On change de registre avec l’attaque rapide de « Necromancer » qui ne laisse pas insensible : les voix lointaines y sont envoûtantes. Le titre ne laisse pas de respiration. Rob est possédé sur le titre déjà culte. Entre refrains, solos et voix étourdissante on en prend plein les ouïes comme sur « Traitors Gate » : grosse émotion avant que peut-être les plus beaux riffs du metal n’arrivent en vous transperçant les pores de la peau. Dommage que le refrain ne suive pas malgré de sublimes solos et un retour de chœurs virils.

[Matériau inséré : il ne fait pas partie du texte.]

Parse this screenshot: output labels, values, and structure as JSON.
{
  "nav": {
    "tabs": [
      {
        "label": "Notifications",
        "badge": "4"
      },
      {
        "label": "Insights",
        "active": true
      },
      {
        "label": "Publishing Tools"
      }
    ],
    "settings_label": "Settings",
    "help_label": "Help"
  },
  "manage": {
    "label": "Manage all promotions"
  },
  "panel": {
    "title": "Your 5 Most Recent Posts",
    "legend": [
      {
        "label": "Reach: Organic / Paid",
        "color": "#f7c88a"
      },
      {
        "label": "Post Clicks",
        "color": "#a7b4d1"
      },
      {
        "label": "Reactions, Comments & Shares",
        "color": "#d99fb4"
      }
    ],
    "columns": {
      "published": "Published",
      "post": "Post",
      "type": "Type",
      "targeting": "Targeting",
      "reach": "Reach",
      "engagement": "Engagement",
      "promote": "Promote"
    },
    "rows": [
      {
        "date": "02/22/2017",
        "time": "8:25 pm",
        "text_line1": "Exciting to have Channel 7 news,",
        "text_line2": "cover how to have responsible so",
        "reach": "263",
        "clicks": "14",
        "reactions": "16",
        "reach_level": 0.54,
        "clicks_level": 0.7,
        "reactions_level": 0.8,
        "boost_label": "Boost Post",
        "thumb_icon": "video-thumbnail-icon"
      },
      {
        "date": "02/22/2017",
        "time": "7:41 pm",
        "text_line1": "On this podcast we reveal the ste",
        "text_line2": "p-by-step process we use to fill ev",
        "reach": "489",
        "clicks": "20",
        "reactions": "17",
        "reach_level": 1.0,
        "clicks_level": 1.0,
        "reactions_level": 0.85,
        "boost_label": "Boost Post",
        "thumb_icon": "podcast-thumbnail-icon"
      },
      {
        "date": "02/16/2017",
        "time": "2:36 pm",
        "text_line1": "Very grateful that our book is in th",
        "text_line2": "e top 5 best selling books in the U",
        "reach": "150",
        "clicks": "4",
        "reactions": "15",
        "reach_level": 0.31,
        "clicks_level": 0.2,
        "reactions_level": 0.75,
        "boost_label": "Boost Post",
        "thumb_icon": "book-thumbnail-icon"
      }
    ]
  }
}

« Children of the Sun » a une intro assez rock, posée, assez américaine. La voix scandée pose les bases de la ligne musicale. Le break acoustique est de toute beauté, quant à la voix elle nous ramène vers les plus grands moments du Priest tel un « Victim of Changes ». Le Metal God en a encore sous le pied. Ils ont dû prendre du plaisir à le faire avant de balancer des solos tous plus beaux les uns que les autres.
Le dernier titre, « Sea of Red » commence par une belle intro de guitares, avant que Rob s’impose tout en nuance. Ensuite la voix tombe dans un drôle de rythmique assez étonnante, on commence à s’ennuyer (enfin) avec trop de lignes vocales qui se croisent avec des chœurs assez dispensables.
A travers Firepower, la déflagration se démultiplie jusqu’à la fin de l’écoute ; les rythmiques nous auront tenu en haleine, les riffs et les solos nous auront transcendés et jamais la voix de Rob n’aura été aussi puissante et bien travaillée depuis très longtemps.
La musique de Judas Priest reste toujours mécanique et organique tel un mutant impitoyable qui au-delà de la musique traverse le temps et l’espace pour défendre le metal sans qu’un point de rouille ne vienne stopper la machine.